I know your first inclination after hearing about yet another shooter on the loose this week, that is, if he hadn't been dead already: Kill the bastard!
Mine? Compassion.
The reason? Pain.
When I woke up yesterday morning, like you, to the news about the shooting at Navy Yard, I posted on my Facebook page that there's "too much pain in the world."
Aaron Alexis is yet another example of that. Yes, of course, he's just caused so much more. No dispute there. But what can we do about it?
No pills, please. There's just one answer that I can see: Pray for compassion. Don't make this a religious thing. Make it a human thing. We had a life who'd been hurting for a long, long time. A news report today says Alexis had exhibited
signs of mental illness in his early 20s. He had even complained of hearing voices and may have shown signs of Post Traumatic Stress Disorder (PTSD) after 9/11; he may have taken part in rescue efforts. Several arrests followed. More than a decade later, the young man was still crying out for help, but who heard him enough to help him?
This is why stories like this drive me crazy. Here, we have a young man who was voicing his own concerns about his mental health. He was acting out, most likely cries for help. He was exhibiting behavior that, in totality, clearly shows a man in trouble and in need. Yet, he didn't find the help he needed.
Why the hell not?
Can we please use this latest example of horror as the impetus to reach out. Could our government please step up with more mental health care coverage? Could our mental health experts please continue to educate us how we can recognize a person in pain and what can we do to help? Can we please teach our children that it's okay to speak up when hurting -- even if it has to do with how you
feel? Can we please, now, make it okay for
anyone to ask for help? And can be please find a way to provide it?
So many questions with no clear answers. And now we have so many more lives destroyed because, once again, we've failed. We've failed to recognize the growing mental health concerns our nation faces. We've failed to see the importance of funding mental health.

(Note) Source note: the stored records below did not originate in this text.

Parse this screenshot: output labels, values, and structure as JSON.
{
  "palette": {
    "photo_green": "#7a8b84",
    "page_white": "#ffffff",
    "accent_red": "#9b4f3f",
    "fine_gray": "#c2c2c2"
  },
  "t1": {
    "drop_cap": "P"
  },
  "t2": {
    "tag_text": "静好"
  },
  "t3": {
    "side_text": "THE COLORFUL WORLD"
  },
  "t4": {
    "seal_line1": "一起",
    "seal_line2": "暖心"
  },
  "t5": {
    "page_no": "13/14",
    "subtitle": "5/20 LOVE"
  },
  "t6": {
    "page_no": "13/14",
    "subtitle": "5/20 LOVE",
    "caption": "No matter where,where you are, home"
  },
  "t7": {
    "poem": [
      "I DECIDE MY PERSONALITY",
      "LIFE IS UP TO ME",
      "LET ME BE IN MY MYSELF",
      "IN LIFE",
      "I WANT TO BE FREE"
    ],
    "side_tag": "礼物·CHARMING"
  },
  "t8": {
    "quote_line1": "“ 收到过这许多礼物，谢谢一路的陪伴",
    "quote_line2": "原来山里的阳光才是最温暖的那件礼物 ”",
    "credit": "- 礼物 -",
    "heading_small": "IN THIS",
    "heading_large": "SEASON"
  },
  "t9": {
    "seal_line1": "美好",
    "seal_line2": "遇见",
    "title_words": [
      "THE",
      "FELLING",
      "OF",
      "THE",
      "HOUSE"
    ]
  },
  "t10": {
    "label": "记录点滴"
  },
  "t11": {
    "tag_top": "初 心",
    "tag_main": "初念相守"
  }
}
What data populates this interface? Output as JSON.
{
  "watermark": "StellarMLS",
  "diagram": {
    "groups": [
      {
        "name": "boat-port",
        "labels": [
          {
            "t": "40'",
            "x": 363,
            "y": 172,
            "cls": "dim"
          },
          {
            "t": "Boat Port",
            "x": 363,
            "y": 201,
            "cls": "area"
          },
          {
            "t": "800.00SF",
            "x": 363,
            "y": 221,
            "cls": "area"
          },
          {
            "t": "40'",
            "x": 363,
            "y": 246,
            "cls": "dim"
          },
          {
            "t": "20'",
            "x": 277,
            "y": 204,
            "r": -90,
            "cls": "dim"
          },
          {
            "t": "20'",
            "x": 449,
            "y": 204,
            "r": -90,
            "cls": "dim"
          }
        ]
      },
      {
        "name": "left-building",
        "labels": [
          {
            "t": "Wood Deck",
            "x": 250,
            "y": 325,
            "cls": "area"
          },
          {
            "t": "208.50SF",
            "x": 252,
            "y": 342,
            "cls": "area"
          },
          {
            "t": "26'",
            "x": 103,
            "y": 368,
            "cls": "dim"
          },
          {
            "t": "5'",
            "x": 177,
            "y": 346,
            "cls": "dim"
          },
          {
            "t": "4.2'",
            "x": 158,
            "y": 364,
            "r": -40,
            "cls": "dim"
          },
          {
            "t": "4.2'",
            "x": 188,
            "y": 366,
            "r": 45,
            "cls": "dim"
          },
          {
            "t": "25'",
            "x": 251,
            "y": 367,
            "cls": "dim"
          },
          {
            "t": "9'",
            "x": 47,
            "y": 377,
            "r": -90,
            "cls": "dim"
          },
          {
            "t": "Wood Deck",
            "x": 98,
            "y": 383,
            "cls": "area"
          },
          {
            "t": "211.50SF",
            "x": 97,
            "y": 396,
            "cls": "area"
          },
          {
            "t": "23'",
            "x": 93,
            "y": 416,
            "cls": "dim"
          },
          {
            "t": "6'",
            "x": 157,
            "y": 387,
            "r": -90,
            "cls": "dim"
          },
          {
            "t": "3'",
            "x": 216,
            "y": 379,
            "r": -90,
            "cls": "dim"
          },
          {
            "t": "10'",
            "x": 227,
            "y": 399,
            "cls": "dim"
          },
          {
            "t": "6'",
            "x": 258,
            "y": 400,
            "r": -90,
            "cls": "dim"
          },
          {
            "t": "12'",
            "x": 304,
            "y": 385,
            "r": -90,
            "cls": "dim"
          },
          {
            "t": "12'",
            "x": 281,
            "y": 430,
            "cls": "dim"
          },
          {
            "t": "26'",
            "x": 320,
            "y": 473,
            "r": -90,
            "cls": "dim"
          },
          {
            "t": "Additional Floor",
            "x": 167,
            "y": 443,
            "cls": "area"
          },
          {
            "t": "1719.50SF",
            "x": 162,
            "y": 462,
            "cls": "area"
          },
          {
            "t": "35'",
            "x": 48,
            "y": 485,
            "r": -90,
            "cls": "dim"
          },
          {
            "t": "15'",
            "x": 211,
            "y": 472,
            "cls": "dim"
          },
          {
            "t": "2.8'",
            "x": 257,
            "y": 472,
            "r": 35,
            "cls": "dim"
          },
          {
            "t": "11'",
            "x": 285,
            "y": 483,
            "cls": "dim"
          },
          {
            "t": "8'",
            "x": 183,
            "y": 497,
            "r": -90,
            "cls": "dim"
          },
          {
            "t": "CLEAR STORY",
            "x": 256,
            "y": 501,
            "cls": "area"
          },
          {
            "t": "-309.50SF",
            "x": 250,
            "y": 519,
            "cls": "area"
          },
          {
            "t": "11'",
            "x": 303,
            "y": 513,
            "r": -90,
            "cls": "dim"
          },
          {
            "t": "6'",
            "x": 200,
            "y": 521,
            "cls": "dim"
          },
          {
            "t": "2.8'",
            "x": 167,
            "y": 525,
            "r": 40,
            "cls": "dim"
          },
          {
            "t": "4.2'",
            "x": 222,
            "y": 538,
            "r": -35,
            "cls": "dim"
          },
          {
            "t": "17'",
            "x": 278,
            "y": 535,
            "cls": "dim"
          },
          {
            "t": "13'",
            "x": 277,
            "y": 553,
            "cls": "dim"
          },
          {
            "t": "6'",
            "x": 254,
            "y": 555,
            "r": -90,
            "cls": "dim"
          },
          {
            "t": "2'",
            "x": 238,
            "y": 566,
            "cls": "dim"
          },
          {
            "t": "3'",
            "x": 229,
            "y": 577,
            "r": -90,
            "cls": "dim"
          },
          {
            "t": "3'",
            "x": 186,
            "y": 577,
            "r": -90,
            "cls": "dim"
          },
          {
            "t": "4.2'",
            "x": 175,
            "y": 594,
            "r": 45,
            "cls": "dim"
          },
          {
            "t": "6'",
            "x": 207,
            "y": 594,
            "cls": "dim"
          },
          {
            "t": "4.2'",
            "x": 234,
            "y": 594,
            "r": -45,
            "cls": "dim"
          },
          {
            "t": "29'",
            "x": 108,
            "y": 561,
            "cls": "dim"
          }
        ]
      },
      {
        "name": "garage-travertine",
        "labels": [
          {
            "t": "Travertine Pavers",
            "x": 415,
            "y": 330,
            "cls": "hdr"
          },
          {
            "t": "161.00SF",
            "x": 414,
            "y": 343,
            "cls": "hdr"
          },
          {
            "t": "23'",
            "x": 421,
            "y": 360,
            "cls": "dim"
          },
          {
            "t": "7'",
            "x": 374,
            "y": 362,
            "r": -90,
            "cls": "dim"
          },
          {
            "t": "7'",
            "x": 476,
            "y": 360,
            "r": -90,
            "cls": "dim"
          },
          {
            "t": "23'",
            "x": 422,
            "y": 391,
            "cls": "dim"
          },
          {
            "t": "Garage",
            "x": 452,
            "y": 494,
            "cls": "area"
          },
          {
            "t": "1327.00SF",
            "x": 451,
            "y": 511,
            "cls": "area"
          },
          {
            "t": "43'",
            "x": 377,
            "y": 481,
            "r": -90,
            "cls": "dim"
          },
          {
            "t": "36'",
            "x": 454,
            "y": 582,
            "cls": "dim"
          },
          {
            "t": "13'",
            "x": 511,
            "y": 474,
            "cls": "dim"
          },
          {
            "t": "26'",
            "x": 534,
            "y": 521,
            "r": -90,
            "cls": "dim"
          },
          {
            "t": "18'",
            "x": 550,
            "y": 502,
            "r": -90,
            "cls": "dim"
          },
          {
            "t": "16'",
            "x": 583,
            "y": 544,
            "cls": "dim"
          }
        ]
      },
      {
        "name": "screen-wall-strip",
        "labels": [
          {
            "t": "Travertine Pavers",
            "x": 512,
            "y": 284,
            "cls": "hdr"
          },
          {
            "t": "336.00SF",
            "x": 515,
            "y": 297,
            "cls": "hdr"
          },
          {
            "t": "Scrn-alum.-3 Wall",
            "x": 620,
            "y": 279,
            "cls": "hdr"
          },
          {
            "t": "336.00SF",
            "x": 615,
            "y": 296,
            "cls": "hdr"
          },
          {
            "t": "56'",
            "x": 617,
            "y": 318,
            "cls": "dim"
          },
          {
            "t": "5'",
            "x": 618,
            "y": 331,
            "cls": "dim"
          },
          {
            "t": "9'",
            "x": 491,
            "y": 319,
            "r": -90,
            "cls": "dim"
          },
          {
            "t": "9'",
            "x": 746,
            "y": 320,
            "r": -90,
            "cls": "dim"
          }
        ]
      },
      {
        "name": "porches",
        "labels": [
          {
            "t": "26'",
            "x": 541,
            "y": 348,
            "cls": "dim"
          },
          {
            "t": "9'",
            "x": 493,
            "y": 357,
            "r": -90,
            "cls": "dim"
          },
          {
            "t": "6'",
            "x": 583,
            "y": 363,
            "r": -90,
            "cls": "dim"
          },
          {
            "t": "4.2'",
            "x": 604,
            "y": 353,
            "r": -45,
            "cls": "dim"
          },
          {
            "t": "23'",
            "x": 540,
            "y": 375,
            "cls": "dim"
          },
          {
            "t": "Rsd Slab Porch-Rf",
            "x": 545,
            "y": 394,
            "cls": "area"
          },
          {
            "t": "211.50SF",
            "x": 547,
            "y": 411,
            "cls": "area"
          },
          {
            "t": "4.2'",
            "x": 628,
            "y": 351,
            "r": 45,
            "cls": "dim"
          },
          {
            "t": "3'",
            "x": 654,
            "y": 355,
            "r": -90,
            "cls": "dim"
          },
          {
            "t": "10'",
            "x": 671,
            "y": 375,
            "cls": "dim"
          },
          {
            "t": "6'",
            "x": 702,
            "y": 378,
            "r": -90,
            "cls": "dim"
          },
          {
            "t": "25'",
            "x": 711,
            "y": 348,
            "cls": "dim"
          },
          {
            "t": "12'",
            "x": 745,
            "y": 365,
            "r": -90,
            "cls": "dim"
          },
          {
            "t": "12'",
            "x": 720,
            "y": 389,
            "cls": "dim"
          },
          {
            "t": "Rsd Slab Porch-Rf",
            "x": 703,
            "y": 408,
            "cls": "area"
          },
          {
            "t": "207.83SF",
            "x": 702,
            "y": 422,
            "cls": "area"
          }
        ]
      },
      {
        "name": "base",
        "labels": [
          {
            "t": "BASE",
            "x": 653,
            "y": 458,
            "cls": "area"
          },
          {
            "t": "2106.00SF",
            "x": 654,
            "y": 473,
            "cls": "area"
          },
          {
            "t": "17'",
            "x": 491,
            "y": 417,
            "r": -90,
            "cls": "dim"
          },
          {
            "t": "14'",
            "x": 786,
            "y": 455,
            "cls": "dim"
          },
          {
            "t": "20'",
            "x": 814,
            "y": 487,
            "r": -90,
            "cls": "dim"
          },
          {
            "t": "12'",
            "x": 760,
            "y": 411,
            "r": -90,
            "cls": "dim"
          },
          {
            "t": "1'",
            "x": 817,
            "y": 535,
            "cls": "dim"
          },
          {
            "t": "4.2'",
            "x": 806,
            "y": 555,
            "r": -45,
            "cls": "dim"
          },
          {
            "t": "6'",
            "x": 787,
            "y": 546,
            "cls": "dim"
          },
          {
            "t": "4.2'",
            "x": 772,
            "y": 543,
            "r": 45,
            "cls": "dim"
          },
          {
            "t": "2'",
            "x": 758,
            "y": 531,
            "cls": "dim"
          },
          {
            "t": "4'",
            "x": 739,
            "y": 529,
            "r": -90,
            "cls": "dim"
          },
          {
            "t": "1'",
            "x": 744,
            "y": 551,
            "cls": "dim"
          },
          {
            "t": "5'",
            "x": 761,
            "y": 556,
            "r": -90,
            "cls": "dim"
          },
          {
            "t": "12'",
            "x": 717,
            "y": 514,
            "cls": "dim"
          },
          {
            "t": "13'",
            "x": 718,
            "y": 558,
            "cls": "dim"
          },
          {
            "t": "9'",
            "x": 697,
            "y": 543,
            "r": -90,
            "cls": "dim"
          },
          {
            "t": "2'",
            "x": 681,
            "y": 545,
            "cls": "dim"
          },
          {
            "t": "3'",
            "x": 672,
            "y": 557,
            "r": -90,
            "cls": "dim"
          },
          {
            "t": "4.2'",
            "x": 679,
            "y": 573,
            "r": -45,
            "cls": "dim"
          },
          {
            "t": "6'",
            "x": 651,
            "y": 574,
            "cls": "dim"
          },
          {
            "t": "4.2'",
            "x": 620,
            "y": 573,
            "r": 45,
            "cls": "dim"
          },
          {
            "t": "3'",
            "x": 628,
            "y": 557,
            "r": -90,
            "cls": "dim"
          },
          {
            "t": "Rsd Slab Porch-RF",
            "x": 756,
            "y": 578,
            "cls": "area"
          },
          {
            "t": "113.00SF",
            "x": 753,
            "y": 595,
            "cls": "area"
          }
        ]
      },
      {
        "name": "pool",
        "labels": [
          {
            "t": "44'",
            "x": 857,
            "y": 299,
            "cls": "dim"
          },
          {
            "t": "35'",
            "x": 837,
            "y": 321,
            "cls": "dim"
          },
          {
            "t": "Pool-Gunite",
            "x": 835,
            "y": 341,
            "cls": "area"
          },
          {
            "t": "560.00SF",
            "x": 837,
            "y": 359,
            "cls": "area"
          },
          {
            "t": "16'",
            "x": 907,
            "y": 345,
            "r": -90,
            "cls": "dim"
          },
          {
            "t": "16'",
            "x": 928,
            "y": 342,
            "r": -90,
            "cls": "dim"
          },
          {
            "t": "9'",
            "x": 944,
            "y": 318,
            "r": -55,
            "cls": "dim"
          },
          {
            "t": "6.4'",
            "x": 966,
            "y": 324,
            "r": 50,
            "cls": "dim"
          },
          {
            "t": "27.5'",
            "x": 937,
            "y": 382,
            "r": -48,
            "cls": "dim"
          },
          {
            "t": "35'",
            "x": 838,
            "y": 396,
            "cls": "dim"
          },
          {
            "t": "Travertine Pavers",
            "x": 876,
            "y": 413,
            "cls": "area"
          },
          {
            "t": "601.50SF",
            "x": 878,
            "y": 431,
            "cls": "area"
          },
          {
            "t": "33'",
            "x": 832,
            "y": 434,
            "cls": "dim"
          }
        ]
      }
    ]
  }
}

We've failed to appreciate the need for more awareness programs regarding mental illness. And we just do not understand mental anguish at all.
If I were the one making the rules, I'd require everyone from age 15 and on to sit once a year inside a courthouse to observe. You would be surprised that the majority of cases a judge hears every day involve young men -- and women -- usually repeat offenders, in need of mental health care or drug intervention. Some of them, like Alexis, hear voices. Some of them, like Alexis, will gain access to a weapon. And who knows what will happen next?! But it might just happen in your hometown. Dare I say what you might suffer then? Were we able to require annual visits to the court house to see what really goes on inside our justice system, it might be a steady reminder of what you don't want. Maybe you'd get a clear idea of what we need to put in place. Jail time and prison time don't seem to be the answer to this kind of pain.

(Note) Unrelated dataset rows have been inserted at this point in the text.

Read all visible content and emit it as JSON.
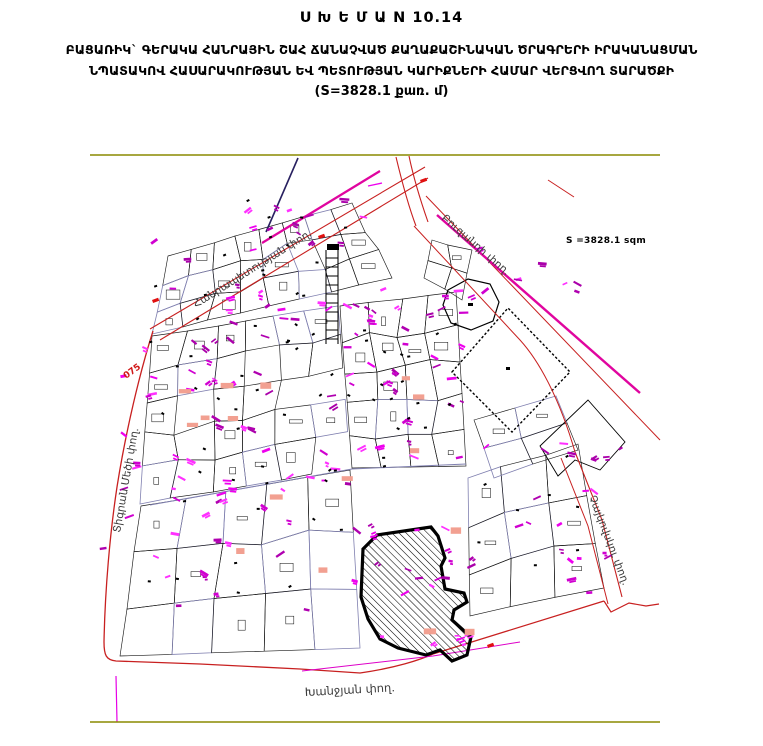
{
  "header": {
    "title": "Ս Խ Ե Մ Ա N 10.14",
    "line1": "ԲԱՑԱՌԻԿ` ԳԵՐԱԿԱ ՀԱՆՐԱՅԻՆ ՇԱՀ ՃԱՆԱՉՎԱԾ ՔԱՂԱՔԱՇԻՆԱԿԱՆ ԾՐԱԳՐԵՐԻ ԻՐԱԿԱՆԱՑՄԱՆ",
    "line2": "ՆՊԱՏԱԿՈՎ ՀԱՍԱՐԱԿՈՒԹՅԱՆ ԵՎ ՊԵՏՈՒԹՅԱՆ ԿԱՐԻՔՆԵՐԻ ՀԱՄԱՐ ՎԵՐՑՎՈՂ ՏԱՐԱԾՔԻ",
    "line3": "(S=3828.1 քառ. մ)"
  },
  "map": {
    "area_label": "S =3828.1 sqm",
    "parcel_code": "075",
    "streets": {
      "hanrapetutyan": "Հանրապետության փող.",
      "buzand": "Բուզանդի փող.",
      "tigran_mets": "Տիգրան Մեծի փող.",
      "tchaikovsky": "Չայկովսկու փող.",
      "khanjyan": "Խանջյան փող."
    },
    "colors": {
      "street_red": "#c82020",
      "street_magenta": "#e0059f",
      "label_magenta": "#ee00ee",
      "boundary_olive": "#8a8a00",
      "salmon_fill": "#f2a091",
      "red_mark": "#e01010"
    }
  }
}
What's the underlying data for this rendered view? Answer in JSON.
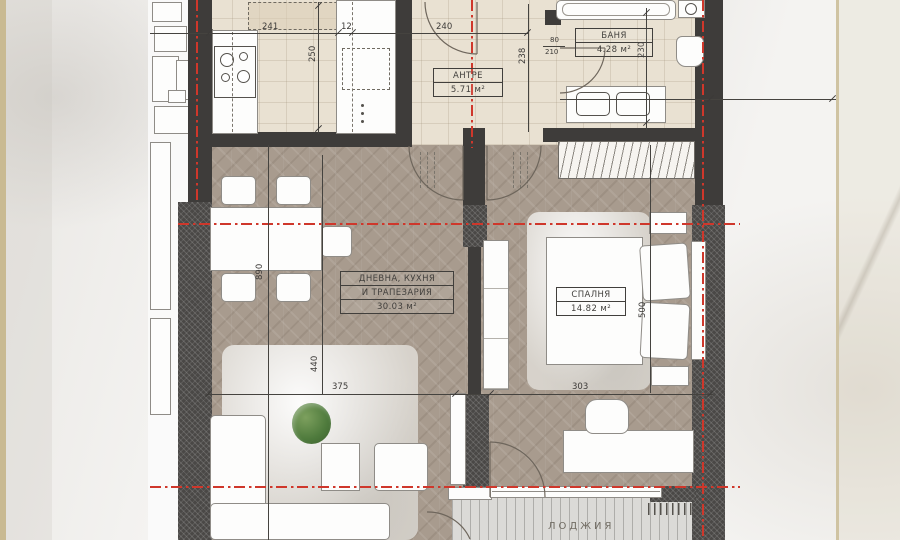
{
  "rooms": {
    "antre": {
      "name": "АНТРЕ",
      "area": "5.71 м²"
    },
    "banya": {
      "name": "БАНЯ",
      "area": "4.28 м²"
    },
    "living": {
      "line1": "ДНЕВНА, КУХНЯ",
      "line2": "И ТРАПЕЗАРИЯ",
      "area": "30.03 м²"
    },
    "bedroom": {
      "name": "СПАЛНЯ",
      "area": "14.82 м²"
    },
    "loggia": {
      "name": "ЛОДЖИЯ"
    }
  },
  "dims": {
    "d241": "241",
    "d12": "12",
    "d240": "240",
    "d250": "250",
    "d238": "238",
    "d80": "80",
    "d210": "210",
    "d230": "230",
    "d890": "890",
    "d440": "440",
    "d375": "375",
    "d303": "303",
    "d500": "500"
  },
  "colors": {
    "wall": "#3e3c3a",
    "axis_red": "#cf372b",
    "tile_floor": "#e9e1d2",
    "wood_floor": "#a89b8e",
    "deck": "#dbdad7",
    "marble": "#f4f3f1",
    "edge_stripe": "#c9ba92"
  }
}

We have to find a way to build a more compassionate world -- one in which we reach out to the people in our community, one in which we don't look the other way. We're in need of understanding. We're in need of being heard. People are not listening to each other.
So maybe people in pain don't do the greatest job of expressing themselves. Maybe they're not clear enough. So don't look to their words to hear the pleas. Look in their expressionless eyes, at the way they carry themselves with drooping shoulders or a slower pace than normal. Look at the way they live, in a state of overwhelm. If their cries, especially the unexpressed, aren't heard, it's going to naturally turn to anger. Months? Years? If they go on unheard, that's an awful lot of boxed-up feelings. You must know, eventually, that box will open. Then out comes another Navy Yard. Only it just might be your yard.
So let's not just pop a pill in the box or turn the other cheek. Pills are a band-aid and ignorance isn't bliss in this case. If anything should be killed, it's the pain. There's too damn much pain in the world, and we can kill it with compassion. Let's start there.